- Flag Coat of arms
- Coordinates (Bolimów): 52°4′35″N 20°9′47″E﻿ / ﻿52.07639°N 20.16306°E
- Country: Poland
- Voivodeship: Łódź
- County: Skierniewice County
- Seat: Bolimów

Area
- • Total: 112.21 km^{2} (43.32 sq mi)

Population (2021)
- • Total: 3,909
- • Density: 34.84/km^{2} (90.23/sq mi)
- Website: http://www.bolimow.pl/

= Gmina Bolimów =

Gmina Bolimów is a rural gmina (administrative district) in Skierniewice County, Łódź Voivodeship, in central Poland.
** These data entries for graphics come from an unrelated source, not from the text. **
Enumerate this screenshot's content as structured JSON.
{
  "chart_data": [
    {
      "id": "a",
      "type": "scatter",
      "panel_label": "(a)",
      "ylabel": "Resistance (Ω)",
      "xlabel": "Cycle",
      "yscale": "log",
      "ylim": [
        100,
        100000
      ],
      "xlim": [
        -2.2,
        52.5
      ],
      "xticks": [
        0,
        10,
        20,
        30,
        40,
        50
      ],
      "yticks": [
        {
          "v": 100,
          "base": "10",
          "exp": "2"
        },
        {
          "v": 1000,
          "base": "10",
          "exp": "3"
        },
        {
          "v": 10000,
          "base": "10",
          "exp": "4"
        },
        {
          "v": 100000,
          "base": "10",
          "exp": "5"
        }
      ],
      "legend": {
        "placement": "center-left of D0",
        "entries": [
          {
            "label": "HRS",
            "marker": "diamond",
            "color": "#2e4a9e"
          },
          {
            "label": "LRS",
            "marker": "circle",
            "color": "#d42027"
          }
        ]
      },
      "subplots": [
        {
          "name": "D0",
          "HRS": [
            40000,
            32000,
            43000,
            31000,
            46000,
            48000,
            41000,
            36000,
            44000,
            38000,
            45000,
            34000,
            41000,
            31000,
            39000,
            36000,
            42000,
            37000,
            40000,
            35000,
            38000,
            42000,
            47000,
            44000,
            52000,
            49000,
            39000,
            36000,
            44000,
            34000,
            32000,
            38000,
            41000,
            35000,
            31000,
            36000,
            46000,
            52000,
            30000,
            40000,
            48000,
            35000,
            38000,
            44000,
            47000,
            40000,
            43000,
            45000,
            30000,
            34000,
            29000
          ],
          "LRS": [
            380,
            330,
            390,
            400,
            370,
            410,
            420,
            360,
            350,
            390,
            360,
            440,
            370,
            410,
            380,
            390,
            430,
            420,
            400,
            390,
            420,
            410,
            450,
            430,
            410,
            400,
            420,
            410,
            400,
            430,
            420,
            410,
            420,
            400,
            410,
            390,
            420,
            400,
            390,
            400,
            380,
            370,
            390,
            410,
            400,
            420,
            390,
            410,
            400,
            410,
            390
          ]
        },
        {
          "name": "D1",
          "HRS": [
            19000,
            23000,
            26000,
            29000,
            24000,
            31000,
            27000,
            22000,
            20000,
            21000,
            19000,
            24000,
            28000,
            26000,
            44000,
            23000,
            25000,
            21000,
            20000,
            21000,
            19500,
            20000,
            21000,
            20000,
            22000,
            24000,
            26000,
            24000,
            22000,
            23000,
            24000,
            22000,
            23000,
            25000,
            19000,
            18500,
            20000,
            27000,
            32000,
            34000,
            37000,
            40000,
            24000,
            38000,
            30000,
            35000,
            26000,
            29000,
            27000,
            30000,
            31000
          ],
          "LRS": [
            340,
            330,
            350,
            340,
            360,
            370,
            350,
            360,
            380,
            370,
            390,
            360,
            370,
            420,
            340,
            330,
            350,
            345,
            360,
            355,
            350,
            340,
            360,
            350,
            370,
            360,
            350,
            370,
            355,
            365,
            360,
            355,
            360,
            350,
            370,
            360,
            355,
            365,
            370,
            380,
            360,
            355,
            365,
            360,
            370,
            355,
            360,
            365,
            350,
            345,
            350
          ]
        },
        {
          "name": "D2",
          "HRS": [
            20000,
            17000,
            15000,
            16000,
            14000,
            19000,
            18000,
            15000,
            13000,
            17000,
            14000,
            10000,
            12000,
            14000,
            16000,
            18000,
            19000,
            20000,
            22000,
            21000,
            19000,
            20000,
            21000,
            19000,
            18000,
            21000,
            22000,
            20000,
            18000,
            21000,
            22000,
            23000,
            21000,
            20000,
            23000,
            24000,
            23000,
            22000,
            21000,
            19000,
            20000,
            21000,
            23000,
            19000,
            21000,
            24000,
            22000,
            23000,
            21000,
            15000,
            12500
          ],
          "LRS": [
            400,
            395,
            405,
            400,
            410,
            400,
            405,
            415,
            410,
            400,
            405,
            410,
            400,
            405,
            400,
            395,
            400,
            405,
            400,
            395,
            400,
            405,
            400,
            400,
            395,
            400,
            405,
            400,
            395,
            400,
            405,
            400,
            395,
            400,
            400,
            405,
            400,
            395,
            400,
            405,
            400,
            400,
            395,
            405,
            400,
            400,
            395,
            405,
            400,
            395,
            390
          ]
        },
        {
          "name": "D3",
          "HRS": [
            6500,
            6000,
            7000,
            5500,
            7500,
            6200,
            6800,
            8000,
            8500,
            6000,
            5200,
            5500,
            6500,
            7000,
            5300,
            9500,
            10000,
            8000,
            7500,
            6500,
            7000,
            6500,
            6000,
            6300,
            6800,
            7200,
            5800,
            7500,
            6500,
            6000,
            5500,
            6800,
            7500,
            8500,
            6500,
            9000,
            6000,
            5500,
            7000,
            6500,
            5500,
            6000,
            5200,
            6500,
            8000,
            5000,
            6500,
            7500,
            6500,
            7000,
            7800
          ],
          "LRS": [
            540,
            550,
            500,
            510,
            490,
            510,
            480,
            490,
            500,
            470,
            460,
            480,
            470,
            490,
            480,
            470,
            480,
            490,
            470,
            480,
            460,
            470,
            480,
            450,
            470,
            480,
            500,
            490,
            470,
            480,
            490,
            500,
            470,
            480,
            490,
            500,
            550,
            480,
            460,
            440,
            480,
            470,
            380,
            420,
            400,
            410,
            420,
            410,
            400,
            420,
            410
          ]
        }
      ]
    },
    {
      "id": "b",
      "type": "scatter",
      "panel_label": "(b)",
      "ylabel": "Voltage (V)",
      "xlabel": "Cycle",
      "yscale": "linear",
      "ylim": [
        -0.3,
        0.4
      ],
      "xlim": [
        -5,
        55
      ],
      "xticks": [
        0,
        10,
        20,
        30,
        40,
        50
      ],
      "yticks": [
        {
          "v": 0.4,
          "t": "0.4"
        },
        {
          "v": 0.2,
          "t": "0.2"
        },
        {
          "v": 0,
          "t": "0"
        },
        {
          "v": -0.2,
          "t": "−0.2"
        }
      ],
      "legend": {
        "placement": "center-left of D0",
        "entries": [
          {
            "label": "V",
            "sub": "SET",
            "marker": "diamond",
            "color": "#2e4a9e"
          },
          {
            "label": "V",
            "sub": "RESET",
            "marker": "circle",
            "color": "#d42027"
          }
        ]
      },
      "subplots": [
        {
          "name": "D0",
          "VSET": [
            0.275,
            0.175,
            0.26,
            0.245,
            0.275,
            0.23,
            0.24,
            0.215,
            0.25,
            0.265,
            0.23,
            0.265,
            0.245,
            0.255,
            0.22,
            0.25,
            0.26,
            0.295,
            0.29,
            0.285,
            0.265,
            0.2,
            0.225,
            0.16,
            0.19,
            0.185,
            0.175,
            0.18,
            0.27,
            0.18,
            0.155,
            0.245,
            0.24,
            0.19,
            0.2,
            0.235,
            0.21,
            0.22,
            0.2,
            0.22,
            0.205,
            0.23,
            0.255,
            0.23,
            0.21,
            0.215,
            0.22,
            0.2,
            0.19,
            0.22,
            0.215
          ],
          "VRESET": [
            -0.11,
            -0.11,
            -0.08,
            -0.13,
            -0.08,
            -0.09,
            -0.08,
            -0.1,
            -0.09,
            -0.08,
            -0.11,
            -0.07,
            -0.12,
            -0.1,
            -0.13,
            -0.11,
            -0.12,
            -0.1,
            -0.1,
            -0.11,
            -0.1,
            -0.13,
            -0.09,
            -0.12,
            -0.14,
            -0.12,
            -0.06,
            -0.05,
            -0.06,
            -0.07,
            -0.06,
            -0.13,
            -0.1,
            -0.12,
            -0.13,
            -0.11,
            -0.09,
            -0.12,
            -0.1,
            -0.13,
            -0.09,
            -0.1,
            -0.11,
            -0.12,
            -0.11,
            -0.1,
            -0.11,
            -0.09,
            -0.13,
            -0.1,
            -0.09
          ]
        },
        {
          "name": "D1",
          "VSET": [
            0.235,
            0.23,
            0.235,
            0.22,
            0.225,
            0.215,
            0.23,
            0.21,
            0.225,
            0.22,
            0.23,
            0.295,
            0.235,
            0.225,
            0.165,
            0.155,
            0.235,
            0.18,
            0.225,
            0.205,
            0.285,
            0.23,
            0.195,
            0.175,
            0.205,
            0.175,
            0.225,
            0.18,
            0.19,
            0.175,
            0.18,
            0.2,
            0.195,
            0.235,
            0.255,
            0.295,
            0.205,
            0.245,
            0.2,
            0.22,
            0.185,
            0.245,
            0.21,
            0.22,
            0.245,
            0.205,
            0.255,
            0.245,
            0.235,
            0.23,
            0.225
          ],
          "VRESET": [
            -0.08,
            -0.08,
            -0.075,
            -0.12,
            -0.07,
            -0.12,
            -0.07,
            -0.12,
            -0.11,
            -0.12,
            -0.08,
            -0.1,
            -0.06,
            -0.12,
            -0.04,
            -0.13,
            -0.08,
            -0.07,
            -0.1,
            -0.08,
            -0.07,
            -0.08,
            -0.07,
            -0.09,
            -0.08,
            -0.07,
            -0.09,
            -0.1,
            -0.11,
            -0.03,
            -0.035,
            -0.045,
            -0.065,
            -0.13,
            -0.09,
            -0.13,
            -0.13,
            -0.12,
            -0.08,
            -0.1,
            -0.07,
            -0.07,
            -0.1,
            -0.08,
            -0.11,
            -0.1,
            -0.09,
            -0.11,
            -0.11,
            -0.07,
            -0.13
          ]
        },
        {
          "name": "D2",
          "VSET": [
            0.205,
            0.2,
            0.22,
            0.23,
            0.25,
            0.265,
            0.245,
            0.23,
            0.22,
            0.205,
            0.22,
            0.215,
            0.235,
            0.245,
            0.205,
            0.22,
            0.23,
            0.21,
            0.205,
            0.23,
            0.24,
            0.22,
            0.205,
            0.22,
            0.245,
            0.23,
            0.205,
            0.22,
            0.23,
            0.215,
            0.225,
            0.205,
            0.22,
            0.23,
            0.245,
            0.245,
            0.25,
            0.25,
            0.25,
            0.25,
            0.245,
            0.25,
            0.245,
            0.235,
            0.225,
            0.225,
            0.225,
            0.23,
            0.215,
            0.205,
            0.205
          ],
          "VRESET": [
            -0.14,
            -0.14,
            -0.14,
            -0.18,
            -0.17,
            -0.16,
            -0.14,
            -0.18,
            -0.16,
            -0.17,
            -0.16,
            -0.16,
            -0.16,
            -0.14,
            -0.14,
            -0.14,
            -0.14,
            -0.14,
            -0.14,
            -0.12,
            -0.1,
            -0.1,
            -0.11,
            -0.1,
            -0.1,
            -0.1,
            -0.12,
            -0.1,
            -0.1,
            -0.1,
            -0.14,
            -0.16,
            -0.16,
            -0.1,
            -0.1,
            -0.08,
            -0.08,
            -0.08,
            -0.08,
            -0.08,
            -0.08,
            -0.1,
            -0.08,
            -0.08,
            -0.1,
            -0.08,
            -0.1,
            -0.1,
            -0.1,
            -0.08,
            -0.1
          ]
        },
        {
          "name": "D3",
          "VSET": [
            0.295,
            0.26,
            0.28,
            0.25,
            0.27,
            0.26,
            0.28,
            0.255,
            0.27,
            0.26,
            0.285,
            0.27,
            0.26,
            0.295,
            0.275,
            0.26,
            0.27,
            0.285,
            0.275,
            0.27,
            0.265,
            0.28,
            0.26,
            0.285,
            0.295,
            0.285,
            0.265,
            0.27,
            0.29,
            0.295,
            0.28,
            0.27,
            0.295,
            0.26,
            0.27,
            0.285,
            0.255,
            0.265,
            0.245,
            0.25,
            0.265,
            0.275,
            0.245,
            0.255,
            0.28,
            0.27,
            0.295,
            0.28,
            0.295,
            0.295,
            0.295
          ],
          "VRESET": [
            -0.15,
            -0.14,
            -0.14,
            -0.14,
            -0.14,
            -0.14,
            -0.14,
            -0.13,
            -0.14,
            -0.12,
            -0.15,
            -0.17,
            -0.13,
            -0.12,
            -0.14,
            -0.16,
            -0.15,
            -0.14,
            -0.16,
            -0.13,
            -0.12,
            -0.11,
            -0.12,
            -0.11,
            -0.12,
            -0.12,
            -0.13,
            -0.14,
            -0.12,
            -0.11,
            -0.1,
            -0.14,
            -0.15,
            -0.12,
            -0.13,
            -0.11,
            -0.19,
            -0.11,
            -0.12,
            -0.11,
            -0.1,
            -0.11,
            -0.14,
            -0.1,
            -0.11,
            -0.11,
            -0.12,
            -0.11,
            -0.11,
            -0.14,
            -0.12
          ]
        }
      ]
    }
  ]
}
Its seat is the village of Bolimów, which lies approximately 14 km north of Skierniewice and 58 km north-east of the regional capital Łódź.

The gmina covers an area of 112.21 km2, and as of 2006, its total population was 4,026.

The gmina contains part of the protected area called Bolimów Landscape Park.

==Villages==
Gmina Bolimów contains the villages and settlements of Bolimów, Bolimowska Wieś, Humin, Humin-Dobra Ziemskie, Jasionna, Joachimów-Mogiły, Józefów, Kęszyce-Wieś, Kolonia Bolimowska-Wieś, Kolonia Wola Szydłowiecka, Kurabka, Łasieczniki, Nowe Kęszyce, Podsokołów, Sierzchów, Sokołów, Wola Szydłowiecka, Wólka Łasiecka, Ziąbki and Ziemiary.

==Neighbouring gminas==
Gmina Bolimów is bordered by the gminas of Nieborów, Nowa Sucha, Puszcza Mariańska, Skierniewice and Wiskitki.